The court must not allow the process to be abused. Some individuals with vested interests meddle with judicial process either by force of habit or from from having improper motives, and try to bargain for a good deal or enrich themselves. They are often influenced by a desire to win cheap popularity. The petitions of such individuals deserve to be set aside by rejecting at the threshold, and in appropriate cases, with exemplary costs. The judiciary must exercise due caution and avoid falling into a political trap in the garb of PIL. In short, the use of public interest litigation should be regulated through self-restraint, by both, the activists as well as the Hon’ble members of judiciary. There should be mandatory provision for exemplary costs where PIL is found to be motivated and frivolous.

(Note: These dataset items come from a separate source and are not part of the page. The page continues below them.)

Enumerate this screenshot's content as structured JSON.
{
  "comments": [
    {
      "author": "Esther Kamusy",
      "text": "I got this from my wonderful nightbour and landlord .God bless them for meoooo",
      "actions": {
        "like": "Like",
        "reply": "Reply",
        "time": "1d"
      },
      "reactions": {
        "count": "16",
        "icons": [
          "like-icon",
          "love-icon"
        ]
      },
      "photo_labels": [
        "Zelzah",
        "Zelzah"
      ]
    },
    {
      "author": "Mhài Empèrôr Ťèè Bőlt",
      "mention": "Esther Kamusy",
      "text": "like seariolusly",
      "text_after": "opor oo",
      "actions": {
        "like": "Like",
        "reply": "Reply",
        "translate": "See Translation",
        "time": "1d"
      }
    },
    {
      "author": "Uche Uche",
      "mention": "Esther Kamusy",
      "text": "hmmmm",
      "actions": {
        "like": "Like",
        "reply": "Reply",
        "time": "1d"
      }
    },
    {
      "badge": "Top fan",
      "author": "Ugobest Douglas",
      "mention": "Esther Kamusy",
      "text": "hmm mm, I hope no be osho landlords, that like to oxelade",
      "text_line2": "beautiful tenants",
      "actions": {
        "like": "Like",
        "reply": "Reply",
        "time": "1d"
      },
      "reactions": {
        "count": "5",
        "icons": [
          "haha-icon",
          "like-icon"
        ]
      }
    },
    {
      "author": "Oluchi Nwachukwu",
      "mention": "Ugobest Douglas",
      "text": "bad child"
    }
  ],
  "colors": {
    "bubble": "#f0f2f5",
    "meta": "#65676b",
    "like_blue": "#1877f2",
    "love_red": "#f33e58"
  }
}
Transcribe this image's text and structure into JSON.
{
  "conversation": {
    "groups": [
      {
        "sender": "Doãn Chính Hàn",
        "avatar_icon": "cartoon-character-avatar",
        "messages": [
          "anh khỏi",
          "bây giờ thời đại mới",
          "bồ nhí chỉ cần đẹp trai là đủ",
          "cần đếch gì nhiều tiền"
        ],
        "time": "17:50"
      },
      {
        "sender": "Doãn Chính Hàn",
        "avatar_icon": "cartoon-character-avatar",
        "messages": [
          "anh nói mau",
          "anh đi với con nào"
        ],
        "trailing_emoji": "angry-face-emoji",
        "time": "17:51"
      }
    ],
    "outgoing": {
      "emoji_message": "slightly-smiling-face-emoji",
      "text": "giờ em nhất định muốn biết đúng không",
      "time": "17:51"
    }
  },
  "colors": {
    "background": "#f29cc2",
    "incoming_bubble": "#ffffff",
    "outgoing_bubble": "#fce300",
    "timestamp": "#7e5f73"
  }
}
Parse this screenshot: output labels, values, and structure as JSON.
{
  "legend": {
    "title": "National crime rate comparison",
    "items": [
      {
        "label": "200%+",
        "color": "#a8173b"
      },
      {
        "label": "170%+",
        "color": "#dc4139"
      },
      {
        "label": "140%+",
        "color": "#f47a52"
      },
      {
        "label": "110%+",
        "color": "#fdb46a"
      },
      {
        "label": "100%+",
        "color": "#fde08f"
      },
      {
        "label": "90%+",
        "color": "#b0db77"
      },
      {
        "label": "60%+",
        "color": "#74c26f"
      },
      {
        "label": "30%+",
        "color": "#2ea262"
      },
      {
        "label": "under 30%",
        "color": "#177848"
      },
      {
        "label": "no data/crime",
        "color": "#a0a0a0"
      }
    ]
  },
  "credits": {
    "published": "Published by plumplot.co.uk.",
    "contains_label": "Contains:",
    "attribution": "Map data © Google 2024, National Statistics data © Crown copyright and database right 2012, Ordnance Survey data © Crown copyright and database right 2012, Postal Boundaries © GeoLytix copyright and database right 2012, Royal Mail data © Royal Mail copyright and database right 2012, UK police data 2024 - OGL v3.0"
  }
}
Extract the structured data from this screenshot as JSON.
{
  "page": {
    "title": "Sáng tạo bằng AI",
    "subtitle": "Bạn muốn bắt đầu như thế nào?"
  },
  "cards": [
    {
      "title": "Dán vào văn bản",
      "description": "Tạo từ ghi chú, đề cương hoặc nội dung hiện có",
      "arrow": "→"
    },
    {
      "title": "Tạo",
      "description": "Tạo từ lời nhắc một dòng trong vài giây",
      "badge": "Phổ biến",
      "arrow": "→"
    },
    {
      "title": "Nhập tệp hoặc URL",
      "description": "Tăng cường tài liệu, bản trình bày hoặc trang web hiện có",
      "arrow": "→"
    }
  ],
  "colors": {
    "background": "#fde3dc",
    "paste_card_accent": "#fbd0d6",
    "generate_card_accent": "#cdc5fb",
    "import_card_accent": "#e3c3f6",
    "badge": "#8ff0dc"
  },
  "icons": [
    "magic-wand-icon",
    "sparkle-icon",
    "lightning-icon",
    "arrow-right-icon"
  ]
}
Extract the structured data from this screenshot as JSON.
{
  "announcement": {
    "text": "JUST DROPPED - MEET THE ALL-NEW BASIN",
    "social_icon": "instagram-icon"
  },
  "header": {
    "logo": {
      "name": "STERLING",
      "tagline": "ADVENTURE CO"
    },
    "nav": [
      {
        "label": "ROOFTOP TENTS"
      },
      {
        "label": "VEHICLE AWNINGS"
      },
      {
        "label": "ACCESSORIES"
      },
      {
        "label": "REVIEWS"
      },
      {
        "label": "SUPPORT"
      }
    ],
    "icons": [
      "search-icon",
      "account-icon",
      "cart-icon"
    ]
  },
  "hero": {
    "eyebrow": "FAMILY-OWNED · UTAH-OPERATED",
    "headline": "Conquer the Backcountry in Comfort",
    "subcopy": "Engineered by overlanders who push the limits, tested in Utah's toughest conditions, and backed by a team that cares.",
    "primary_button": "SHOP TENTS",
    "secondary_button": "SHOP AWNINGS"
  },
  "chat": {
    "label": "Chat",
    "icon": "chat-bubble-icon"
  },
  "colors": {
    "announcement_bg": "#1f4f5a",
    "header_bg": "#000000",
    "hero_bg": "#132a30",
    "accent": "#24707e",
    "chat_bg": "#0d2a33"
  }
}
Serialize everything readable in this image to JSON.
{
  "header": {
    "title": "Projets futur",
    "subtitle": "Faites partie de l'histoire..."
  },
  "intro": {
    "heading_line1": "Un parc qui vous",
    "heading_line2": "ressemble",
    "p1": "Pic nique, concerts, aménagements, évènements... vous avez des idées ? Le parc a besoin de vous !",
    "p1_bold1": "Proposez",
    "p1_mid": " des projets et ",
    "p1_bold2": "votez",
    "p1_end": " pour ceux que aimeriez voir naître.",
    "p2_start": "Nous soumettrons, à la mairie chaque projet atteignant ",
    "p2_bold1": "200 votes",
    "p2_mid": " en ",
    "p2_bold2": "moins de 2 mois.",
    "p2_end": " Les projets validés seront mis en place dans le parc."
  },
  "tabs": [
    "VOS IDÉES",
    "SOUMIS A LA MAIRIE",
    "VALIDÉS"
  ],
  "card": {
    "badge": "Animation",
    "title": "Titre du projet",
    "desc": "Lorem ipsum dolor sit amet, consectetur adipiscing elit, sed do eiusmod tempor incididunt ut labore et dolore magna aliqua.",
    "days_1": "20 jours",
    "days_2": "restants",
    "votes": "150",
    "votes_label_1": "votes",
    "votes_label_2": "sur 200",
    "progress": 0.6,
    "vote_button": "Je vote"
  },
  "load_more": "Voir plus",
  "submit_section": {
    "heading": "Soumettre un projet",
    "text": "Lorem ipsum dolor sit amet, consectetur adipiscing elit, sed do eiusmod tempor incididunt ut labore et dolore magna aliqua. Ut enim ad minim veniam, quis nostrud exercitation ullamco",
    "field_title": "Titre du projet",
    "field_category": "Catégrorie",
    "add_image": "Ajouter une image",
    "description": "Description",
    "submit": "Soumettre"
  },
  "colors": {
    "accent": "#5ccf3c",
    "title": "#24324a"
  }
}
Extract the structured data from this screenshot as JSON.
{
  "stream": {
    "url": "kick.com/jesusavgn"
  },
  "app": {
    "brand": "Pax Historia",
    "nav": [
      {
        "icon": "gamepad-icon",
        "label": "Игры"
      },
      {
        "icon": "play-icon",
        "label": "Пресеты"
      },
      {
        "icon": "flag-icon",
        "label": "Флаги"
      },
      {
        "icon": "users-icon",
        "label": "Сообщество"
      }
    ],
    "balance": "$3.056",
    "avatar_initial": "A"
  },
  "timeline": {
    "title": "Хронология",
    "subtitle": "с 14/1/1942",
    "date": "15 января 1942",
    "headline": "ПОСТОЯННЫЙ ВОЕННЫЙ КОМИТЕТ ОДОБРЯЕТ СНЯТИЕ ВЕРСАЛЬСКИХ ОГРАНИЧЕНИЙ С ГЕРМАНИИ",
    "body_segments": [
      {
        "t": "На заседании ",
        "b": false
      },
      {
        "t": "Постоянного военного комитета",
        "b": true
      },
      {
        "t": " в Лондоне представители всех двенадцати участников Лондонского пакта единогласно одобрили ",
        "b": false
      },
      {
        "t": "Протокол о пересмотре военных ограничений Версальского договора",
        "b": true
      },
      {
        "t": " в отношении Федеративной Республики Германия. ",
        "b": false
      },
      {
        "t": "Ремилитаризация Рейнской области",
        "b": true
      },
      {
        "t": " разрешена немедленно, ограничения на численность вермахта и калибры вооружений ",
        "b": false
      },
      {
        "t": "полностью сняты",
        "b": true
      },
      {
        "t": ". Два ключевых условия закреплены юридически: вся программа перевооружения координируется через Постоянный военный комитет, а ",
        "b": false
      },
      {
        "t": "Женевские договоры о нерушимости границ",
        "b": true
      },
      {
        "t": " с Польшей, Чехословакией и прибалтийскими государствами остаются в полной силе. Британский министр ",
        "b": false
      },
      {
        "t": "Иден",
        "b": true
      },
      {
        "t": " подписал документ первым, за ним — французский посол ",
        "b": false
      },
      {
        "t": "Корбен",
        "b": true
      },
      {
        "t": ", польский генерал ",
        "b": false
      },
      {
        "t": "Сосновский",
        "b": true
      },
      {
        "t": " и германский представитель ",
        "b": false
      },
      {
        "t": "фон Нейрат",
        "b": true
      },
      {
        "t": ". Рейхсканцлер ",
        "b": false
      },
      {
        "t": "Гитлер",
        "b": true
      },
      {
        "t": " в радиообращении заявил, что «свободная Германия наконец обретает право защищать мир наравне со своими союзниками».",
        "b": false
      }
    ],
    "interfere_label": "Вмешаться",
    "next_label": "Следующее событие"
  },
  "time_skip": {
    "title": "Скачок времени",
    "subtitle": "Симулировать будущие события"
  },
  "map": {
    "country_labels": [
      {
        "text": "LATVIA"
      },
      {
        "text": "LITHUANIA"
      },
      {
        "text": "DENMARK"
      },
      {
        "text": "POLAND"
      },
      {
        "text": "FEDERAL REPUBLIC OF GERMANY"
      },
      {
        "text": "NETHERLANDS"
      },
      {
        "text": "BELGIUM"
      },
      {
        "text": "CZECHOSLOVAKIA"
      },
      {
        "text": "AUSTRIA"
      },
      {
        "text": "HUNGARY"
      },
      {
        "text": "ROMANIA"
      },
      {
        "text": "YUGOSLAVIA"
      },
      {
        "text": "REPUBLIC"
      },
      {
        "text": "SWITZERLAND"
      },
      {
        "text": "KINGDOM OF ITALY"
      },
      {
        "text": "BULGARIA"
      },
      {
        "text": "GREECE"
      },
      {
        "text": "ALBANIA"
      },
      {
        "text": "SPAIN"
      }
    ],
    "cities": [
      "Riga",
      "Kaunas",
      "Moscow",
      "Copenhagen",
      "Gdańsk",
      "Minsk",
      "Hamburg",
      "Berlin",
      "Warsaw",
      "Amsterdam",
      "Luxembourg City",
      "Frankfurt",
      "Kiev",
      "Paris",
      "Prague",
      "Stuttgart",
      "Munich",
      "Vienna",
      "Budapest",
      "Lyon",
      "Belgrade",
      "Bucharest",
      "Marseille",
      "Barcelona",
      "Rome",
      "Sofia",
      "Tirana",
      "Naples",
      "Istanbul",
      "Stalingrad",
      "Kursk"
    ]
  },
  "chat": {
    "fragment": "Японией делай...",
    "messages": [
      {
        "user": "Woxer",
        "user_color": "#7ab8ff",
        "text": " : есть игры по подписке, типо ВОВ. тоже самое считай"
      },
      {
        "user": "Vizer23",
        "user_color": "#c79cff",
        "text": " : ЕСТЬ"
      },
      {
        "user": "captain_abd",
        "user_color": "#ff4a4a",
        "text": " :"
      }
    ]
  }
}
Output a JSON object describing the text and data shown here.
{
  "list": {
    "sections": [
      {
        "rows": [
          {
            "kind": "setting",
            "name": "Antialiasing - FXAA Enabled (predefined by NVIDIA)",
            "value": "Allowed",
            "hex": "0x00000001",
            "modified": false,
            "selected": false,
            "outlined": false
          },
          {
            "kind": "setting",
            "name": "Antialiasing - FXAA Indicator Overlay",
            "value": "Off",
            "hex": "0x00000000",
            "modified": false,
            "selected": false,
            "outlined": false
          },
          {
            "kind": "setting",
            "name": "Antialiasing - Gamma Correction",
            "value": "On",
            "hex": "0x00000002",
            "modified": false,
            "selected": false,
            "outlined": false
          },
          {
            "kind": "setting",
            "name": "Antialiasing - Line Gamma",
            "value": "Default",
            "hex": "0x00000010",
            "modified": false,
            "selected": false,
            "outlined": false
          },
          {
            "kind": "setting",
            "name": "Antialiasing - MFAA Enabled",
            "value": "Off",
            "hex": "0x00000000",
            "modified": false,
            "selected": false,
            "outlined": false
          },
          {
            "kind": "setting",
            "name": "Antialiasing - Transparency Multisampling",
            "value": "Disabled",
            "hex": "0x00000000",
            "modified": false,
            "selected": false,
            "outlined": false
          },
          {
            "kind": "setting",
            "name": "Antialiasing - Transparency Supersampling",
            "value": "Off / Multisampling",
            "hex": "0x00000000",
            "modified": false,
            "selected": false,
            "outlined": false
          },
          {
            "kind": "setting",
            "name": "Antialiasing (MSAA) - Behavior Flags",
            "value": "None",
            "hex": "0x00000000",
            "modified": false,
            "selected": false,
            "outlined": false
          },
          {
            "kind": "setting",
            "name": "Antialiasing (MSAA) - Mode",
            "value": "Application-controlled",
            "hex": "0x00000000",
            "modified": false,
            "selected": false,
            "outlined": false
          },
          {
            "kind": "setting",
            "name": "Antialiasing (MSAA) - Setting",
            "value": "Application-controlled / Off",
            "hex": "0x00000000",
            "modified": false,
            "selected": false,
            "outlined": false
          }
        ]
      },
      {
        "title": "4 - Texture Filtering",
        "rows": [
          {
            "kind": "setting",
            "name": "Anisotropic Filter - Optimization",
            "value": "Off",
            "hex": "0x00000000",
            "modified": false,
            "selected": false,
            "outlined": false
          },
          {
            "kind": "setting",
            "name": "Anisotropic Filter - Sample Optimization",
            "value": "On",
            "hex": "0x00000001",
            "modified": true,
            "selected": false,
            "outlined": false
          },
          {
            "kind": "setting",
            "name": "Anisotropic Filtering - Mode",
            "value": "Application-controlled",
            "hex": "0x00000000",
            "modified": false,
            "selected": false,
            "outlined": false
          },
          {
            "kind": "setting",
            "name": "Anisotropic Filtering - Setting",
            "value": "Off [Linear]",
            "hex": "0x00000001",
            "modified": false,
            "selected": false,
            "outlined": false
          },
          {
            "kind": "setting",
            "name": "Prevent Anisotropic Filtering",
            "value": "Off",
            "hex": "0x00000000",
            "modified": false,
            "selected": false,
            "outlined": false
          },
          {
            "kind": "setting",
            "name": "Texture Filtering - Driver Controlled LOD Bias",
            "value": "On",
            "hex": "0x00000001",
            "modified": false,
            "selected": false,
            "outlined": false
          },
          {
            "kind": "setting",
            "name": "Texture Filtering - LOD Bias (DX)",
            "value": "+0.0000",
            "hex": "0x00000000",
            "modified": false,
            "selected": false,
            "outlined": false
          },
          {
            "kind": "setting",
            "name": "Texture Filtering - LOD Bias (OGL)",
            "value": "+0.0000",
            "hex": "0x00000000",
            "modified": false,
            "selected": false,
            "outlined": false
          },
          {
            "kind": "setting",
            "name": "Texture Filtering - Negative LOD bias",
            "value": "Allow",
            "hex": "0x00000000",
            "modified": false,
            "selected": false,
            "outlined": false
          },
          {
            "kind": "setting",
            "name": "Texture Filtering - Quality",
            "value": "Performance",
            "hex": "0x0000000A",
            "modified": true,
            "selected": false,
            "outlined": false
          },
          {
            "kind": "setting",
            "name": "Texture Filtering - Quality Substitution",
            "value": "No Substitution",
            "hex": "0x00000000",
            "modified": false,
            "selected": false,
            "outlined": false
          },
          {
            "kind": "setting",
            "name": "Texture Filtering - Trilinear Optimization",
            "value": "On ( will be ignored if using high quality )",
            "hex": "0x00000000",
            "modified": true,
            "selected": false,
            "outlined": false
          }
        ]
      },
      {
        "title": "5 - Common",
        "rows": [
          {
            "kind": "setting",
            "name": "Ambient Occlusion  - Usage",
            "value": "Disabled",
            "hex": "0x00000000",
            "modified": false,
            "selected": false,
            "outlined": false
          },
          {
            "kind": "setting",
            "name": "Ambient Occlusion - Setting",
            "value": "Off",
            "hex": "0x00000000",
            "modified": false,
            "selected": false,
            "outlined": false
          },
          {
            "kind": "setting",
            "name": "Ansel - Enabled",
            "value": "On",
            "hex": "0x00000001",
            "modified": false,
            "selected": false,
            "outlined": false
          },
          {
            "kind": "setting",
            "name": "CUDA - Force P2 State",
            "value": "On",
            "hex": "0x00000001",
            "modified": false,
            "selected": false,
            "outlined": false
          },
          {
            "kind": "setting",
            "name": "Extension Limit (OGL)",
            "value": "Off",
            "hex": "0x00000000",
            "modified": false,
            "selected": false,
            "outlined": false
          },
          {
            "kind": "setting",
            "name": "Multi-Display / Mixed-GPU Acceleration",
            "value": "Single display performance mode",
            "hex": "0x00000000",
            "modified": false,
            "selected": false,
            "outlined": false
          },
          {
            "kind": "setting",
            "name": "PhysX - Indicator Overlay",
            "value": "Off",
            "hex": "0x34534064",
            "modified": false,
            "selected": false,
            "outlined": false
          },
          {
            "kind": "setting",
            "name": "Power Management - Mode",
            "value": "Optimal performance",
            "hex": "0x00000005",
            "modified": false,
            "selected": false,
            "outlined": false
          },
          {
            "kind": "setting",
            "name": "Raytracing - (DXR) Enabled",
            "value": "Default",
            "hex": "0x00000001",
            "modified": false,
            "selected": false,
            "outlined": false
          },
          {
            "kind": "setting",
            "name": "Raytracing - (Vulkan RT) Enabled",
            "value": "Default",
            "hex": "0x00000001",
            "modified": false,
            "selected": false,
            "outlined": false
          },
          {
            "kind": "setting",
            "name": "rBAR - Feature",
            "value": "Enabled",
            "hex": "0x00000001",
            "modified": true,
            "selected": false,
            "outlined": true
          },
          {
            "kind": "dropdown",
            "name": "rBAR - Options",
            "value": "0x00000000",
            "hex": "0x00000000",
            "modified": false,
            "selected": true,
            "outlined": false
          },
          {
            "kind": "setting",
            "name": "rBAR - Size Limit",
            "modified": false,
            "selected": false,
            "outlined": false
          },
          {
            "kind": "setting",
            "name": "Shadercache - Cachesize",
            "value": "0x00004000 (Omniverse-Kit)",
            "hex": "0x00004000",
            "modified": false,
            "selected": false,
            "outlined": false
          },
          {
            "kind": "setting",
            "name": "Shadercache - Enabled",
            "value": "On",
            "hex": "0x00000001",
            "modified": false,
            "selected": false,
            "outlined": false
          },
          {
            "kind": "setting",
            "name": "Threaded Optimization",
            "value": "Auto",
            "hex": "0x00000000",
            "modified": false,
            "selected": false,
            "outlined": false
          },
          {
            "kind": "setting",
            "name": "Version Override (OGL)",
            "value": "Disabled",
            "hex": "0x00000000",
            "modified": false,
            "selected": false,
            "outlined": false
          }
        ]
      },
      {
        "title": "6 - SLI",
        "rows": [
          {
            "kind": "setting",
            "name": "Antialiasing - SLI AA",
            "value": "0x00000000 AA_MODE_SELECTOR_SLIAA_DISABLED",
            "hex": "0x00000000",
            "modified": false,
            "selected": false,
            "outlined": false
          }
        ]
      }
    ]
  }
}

Justice Markandey Katju said, “Unfortunately the truth is that PIL’s are being entertained by many courts as a routine and the result is that dockets of most of the superior courts are flooded with PIL’s, most of which are frivolous or for which the judiciary has no remedy.” He further observed, “public interest litigation, has now-a-days become ‘publicity interest litigation’ or ‘private interest litigation’ or ‘politics interest litigation’, and most of PIL is largely blackmail”.

The improvement of PIL has revealed its pitfalls and disadvantages. Thus, the zenith court itself has been constrained to set out specific rules to represent the administration and transfer of PILs. What’s more, the misuse of PIL is likewise expanding alongside its developed and multifaceted use.

Just as a weapon implied for safeguard can similarly be utilized for offense, the bringing down of the locus standi necessity has allowed private interests to act like open interests. The misuse of PIL has turned out to be more widespread than its utilization. Original causes either retreated to the foundation or started to be seen with the suspicion created by spurious causes mooted by privately spurred interests in the mask of the purported open interests.

PIL builds up another law of the responsibility of the State for legitimate infringement, influencing the interests of the weaker components in the group.

To end with a statement by Justice Krishna Iyer: “Judicial activism gets its most astounding reward when its orders wipe a few tears from a few eyes”.

The proposals and suggestions which stream from this can be summarised as follows:
1. PIL petitions ought to be entertained and considered just when the courts are fulfilled of ‘gross infringement of rights’ of a group or person.
2. In the instance of PIL appeal, a tenet of ‘proper party’ be adopted rather than ‘a wronged party’.
3. Not just the High Courts, but even the lower courts should be focused towards PIL development.
4. A major part of a lawful guide center in bestowing legitimate legal information to the public for their rights, is vital.